Artist Eddie Mowat (@eddie_mo on Instagram) and a team of collaborators have put together a colourful art piece featuring some of Belconnen’s landmarks and postcode. pic.twitter.com/k6UgoNwyBd
— ACT Government (@actgovernment) March 18, 2024
The design sports Belconnen’s postcode of 2617, with the number ‘2’ filled in with an old ACTION bus, ‘6’ with a skateboarder in action, ‘1’ with the Owl sculpture, and ‘7’ with a tranquil scene from the shores of Lake Ginninderra. All are backlit by a vibrant “collage of graffiti pieces”.
“That site has always been prone to graffiti and vandalism, so I figured it needed to reflect that history,” Eddie says.
“Let’s say a bit of fighting fire with fire.”
Eddie traces his artistic streak back to high school when he would often wander the streets of Belconnen and the city, camera in hand, to capture anything that caught his eye. Frequently, this involved the humble stormwater channels.
“Back then, you could always walk along the drains, see the tags, and yeah, the interest just grew from there. I started realising I could be making tags myself.”
He signed up for the Street Art Youth Program at the PCYC in Turner, where he met his mentors, Kurt and Byrd. Together, they would spend every spare moment practising in the workshops and at the 30 legal graffiti practice sites dotted around the ACT.
To fulfil the dream of living in a “concrete jungle” surrounded by street art, he spent some time overseas in Amsterdam, Berlin and Copenhagen, where the scene is “huge”.
“I worked alongside artists I made fast friends with when living in those places on one-year visas and certainly picked up some knowledge of the art.”
Until the Belconnen depot building, his biggest job in Canberra covered two floors of the Fenner Hall Canberra Accommodation Centre at the Australian National University (ANU), one floor featuring pop art and the other surrealism.
The Belconnen mural was completed in a little over a week earlier this month, with help from Eddie’s two former PCYC mentors and Pilipino friend Paul.

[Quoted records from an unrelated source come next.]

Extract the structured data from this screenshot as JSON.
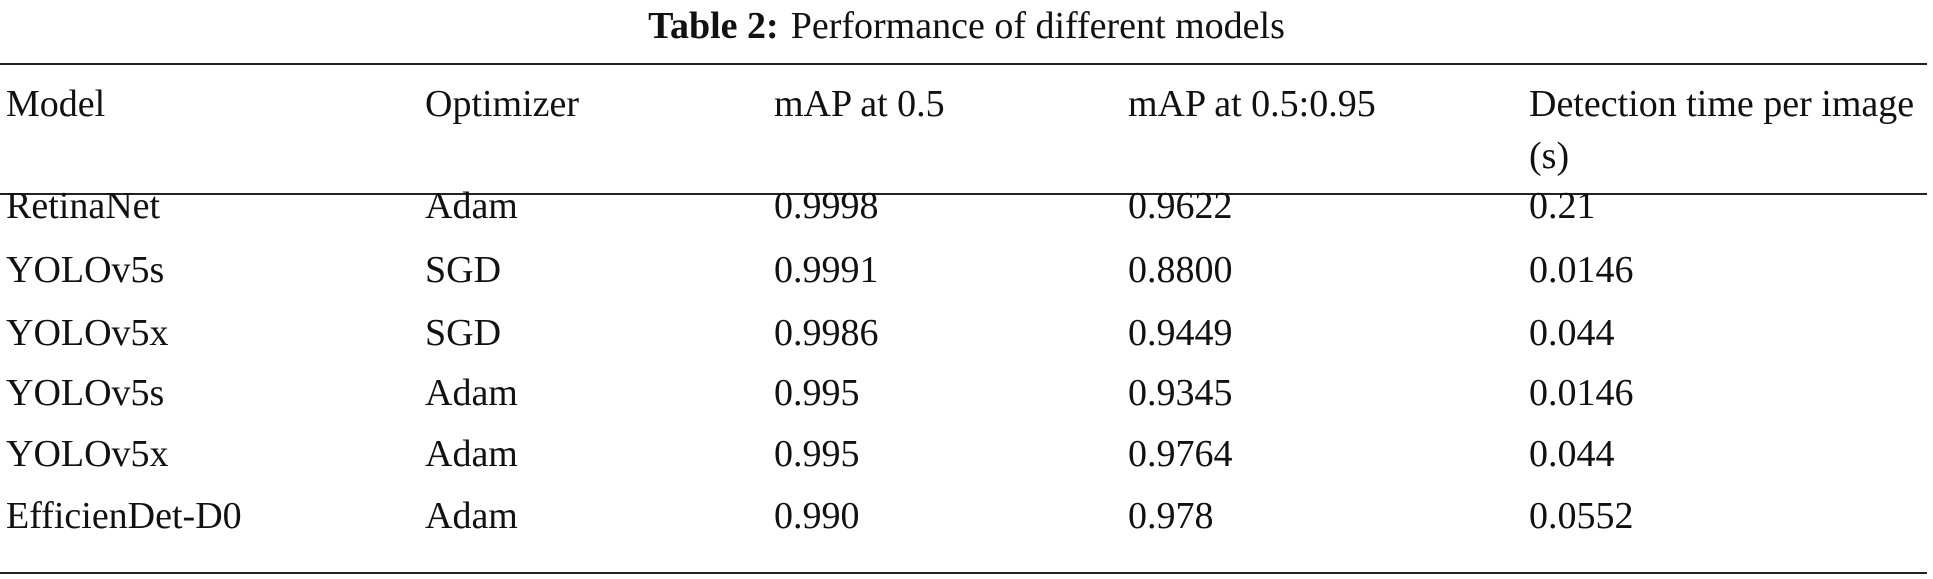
{
  "header": {
    "label": "Table 2:",
    "title": "Performance of different models"
  },
  "table": {
    "columns": [
      "Model",
      "Optimizer",
      "mAP at 0.5",
      "mAP at 0.5:0.95",
      "Detection time per image (s)"
    ],
    "rows": [
      [
        "RetinaNet",
        "Adam",
        "0.9998",
        "0.9622",
        "0.21"
      ],
      [
        "YOLOv5s",
        "SGD",
        "0.9991",
        "0.8800",
        "0.0146"
      ],
      [
        "YOLOv5x",
        "SGD",
        "0.9986",
        "0.9449",
        "0.044"
      ],
      [
        "YOLOv5s",
        "Adam",
        "0.995",
        "0.9345",
        "0.0146"
      ],
      [
        "YOLOv5x",
        "Adam",
        "0.995",
        "0.9764",
        "0.044"
      ],
      [
        "EfficienDet-D0",
        "Adam",
        "0.990",
        "0.978",
        "0.0552"
      ]
    ]
  }
}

“Everyone has ties to Belconnen, living in the suburbs around it like myself or having been to school there,” Eddie says.
He says spraypainting the back of a building often gets mixed reactions from passers-by, and especially in a city, “you get all sorts of commentary”.
“But I only noticed one happy toot of the horn,” although he adds, “it seems to be getting a very positive response online.”
Eddie regularly attends the Haig Park Markets in Braddon with a friend, selling artworks of Canberra icons, including the Belconnen Owl. He sees the mural as a poetic fulfilment.
“I’ve been joking that one day the government will pay me to paint a ‘Penis Owl’, and what do you know?!”